Debt dependency: Federal Reserve chairman Ben Bernanke

Bernie Madoff may have created the biggest private-sector Ponzi scheme but the US economy as a whole was slowly turning itself into something similar. The US administration is worried about jobs. America doesn't have enough of them. Earlier this month, we learned the US unemployment rate had, unexpectedly, jumped to 9.8% in November from 9.6% the previous month, only a whisker below the 10.1% peak recorded in October of last year. America's much-vaunted labour market flexibility is badly misfiring. Despite a massive policy stimulus, not enough people are getting back to work.


The US has just lived through the biggest rise in unemployment in its post-war history. At the last cyclical trough in 2007, the unemployment rate was a mere 4.4%: the jump since then has been without precedent. And whereas unemployment typically falls quite quickly once it passes a localised peak, on this occasion it has remained stubbornly high. In the post-war period, this lack of progress has been seen on only two previous occasions; at the beginning of the 1970s and in 1980. The first of these signalled the beginnings of a major western crisis which was ass­ociated with both an absence of growth and excessive inflation while the second took place in the middle of what is now referred to as the 'double-dip' recession.


America's jobs misery stands in stark contrast to the experience of other nations.

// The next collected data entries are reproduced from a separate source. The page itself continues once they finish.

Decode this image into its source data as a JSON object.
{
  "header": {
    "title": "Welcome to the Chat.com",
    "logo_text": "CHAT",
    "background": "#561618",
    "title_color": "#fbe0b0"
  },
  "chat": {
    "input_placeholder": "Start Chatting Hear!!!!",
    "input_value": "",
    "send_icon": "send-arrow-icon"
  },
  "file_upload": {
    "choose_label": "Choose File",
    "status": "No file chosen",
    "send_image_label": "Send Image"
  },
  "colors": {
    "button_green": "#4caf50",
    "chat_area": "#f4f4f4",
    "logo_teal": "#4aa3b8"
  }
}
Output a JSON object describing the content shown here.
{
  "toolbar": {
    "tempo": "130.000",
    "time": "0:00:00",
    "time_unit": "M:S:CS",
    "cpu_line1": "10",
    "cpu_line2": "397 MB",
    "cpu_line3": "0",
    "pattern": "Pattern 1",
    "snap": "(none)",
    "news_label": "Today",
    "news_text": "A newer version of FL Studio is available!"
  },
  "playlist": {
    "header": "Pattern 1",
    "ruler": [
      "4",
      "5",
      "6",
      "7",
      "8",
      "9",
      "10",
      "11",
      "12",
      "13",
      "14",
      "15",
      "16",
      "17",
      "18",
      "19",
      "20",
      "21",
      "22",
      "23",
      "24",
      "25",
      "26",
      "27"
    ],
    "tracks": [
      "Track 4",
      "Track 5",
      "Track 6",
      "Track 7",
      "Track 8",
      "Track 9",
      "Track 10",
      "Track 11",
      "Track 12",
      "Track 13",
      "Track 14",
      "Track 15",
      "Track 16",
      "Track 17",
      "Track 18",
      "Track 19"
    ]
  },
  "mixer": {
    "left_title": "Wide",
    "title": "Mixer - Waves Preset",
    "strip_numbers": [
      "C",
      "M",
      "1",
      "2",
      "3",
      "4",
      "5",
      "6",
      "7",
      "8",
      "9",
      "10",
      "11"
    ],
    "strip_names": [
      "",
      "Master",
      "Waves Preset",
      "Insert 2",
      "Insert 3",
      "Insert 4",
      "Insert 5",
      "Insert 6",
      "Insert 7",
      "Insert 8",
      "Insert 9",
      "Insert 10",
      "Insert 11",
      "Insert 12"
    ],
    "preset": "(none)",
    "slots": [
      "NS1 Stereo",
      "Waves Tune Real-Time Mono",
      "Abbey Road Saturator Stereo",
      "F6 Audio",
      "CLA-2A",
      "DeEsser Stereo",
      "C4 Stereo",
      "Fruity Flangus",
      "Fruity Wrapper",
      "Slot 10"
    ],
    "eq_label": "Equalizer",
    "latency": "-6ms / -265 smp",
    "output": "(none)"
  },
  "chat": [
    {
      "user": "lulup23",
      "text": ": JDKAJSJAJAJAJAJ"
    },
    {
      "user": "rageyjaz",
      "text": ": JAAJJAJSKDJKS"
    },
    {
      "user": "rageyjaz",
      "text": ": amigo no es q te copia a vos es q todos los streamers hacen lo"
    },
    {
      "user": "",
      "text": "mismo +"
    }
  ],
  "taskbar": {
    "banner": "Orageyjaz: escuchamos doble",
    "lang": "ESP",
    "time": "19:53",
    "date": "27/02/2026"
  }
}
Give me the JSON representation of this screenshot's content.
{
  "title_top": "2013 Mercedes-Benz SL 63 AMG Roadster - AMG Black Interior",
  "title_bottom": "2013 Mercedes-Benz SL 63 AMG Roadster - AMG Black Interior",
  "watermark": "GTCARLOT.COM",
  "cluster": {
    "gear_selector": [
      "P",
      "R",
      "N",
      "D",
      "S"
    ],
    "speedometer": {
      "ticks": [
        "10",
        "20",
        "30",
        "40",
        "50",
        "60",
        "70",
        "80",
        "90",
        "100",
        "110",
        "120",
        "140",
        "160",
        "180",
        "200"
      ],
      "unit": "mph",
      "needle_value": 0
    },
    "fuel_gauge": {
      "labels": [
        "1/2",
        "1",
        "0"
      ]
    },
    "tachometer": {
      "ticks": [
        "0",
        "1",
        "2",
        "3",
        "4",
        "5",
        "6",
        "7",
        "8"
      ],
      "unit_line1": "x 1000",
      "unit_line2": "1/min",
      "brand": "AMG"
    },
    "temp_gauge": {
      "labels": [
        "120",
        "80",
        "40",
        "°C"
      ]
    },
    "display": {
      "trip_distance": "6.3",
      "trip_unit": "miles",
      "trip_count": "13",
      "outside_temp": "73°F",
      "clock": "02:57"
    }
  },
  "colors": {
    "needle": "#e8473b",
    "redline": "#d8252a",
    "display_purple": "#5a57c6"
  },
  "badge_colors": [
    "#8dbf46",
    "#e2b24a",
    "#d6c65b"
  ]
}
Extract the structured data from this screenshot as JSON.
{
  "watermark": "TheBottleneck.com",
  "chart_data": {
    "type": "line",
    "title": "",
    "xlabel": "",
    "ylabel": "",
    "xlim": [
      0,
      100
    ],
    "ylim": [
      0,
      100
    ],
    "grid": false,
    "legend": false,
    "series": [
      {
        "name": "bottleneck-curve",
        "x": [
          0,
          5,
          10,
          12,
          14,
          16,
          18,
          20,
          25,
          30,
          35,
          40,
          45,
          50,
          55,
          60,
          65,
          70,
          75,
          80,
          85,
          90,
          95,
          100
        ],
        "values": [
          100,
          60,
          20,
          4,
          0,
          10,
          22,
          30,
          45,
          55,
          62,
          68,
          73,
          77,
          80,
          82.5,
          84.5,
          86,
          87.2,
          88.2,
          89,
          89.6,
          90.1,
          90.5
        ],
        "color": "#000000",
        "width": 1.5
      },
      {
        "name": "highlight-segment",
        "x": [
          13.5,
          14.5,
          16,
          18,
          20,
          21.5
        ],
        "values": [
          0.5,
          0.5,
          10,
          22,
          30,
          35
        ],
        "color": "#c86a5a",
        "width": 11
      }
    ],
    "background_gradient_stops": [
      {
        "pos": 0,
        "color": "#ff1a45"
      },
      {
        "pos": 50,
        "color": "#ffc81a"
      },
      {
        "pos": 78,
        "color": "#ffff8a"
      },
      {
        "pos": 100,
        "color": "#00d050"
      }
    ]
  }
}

Even though its recession was extraordinarily deep, Germany's unemployment rate has been falling, in part as a consequence of subsidies paid by the German government to keep people in work. Britain's labour market is hardly strong, but again the unemployment rate has remained remarkably subdued given the output losses seen over the last couple of years. Arguably, Britain's case was helped by the decline in sterling in 2008, which boosted the profits of exporting companies, reduced the competitiveness of foreign imports and, perhaps, helped to limit job losses.


Does this mean that America's policymakers just got things wrong? Plenty has been said about the unfocused nature of America's fiscal stimulus. Meanwhile, many US Congressmen would dearly like to see a much weaker dollar. Yet, despite all this carping, it's still the case that American policymakers threw everything bar the kitchen sink at America's economic and financial crisis. With the Federal Reserve now manning the printing press, they continue to do so. The ab­ sence of jobs is not for want of trying.


There is, however, a good reason why America's economic performance has been so slovenly. This is not a post-war crisis. It is, instead, a pre-war crisis, a crisis which unfortunately shares many traits with the Great Depression in the 1930s. House price declines, defaults, bank failures, low interest rates, hopelessly weak credit expansion, high unemployment, depressed levels of economic activity: the ingredients were all there in the 1930s and they're back again today. The good news this time around is that policymakers have been far more aggressive: this economic crisis is nothing like as bad as the 1930s, when the policy response was miserably timorous. The headwinds, however, are huge and it's for that reason that there has been no return to business as usual.


Finally, reality has caught up with the US economy. Ten years ago, just before the stock market crash, it was fashionable to talk about the so-called 'new economy'. The US had mastered technological advances beyond the understanding of mere mortals living in other parts of the world. Yet, behind all the bluster, the US was succumbing to 'old economy' problems. Massive increases in income were masked by a growing addiction to credit.


Heavy borrowing from the rest of the world was initially invested in harebrained internet schemes and then, when those went wrong, in a massive expansion of US housing investment, the returns on which proved to be more than a little dubious. Bernie Madoff may have created the biggest private-sector Ponzi scheme but the US economy as a whole was slowly turning itself into something very similar.


All the while, structural changes at global level were poorly understood. US interest rates were low not because bond market vigilantes were congratulating the Federal Reserve on a job well done but, instead, because high levels of saving in fast-growing emerging nations – such as China, Russia and Saudi Arabia – were beginning to warp the cost of capital. The failure of western policymakers to acknowledge this distortion left them turning a blind eye to the in­evit­able huge increases in securitisation and in house prices which followed.


More recently, rapid rebounds in US corporate profits and business confidence have been wrongly interpreted as signs the US economy's wounds are quickly healing. They're doing nothing of the sort. Corporate profits are high because companies have slashed domestic costs. Meanwhile, their investments increasingly are taking place in other parts of the world where labour costs are that much lower.


How should US policymakers react to these difficulties? They should start by injecting a much-needed note of realism, admitting their macroeconomic box of tricks cannot fix all problems. The US needs to wean itself off its debt dependency. It needs to forget about 'quick fixes' such as dollar depreciation. Instead, it needs to focus on the microeconomic foundations of past economic successes: the mobility of labour, the flexibility of finance in areas such as private equity and its pioneering entrepreneurial spirit. Without a return to these values, the danger is the US increasingly looks to blame somebody else for its problems. That, however, will only take us into a world of isolationism, protectionism and worse. And that won't make any of us happy.